Littlemore, that memorial, and the pulpit (or at least the site of the pulpit if not the original), have been part of the tour for our visitors. And in God’s providence Wolvercote has had its own Newman association, for although Blessed John Henry Newman would not have known the old vicarage (the base of the St Barnabas Society), he would have been a frequent visitor to the church.
A series of temporary curates served St Peter’s Wolvercote until the middle of the 19th century. In 1834, on several visits, JHN was amongst that happy band. And this simple fact has delighted our converts’ aid visitors.
Amidst the richness of thoughtful theological thinking, in the faithfulness to prayer and the ascetic life, in the connections and the profile, it is consistently the moment of conversion which has been the Newman point of reference for those who come our way.
And whilst this is a journey (a pilgrimage and a coming home…) as they are fond of saying in parish instruction and preparation for the sacraments for adults, it is first and foremost a moment.

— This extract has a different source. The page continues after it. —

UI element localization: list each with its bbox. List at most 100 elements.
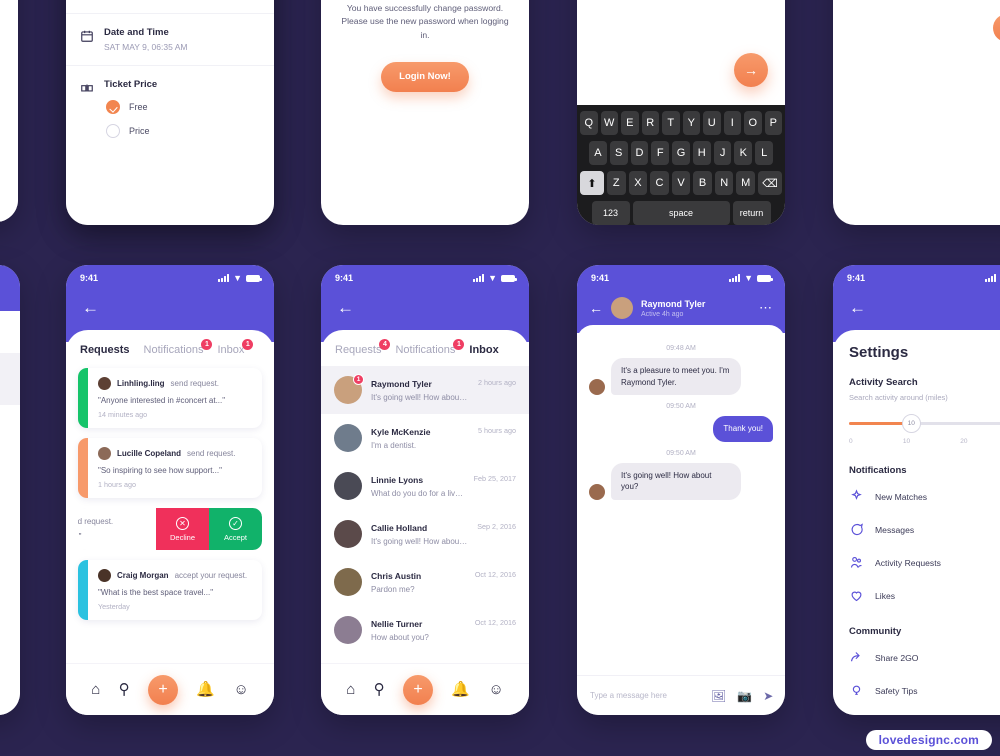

A moment of sacramental grace in penance, confirmation, and Holy Communion through which a Christian of another confession becomes a Catholic.
For some, especially those who have been clergymen, this is the stage of the journey seems an illusive, a shaky, shadowy time, put off and agonised over; but for many it is a moment which is, yes painful, but gloriously inevitable.
And so there is much to kiss tenderly, as an act of farewell., of course there is, but at the heart of Blessed John Henry’s moment, which this feast marks, is the conviction of the One true fold, the fullness of faith at the heart of the Catholic Church.
And the religion of memorials and special pulpits and even medieval chancels and old vicarages will no longer do for those who allow the heart of John Henry, as well as his mind, to speak.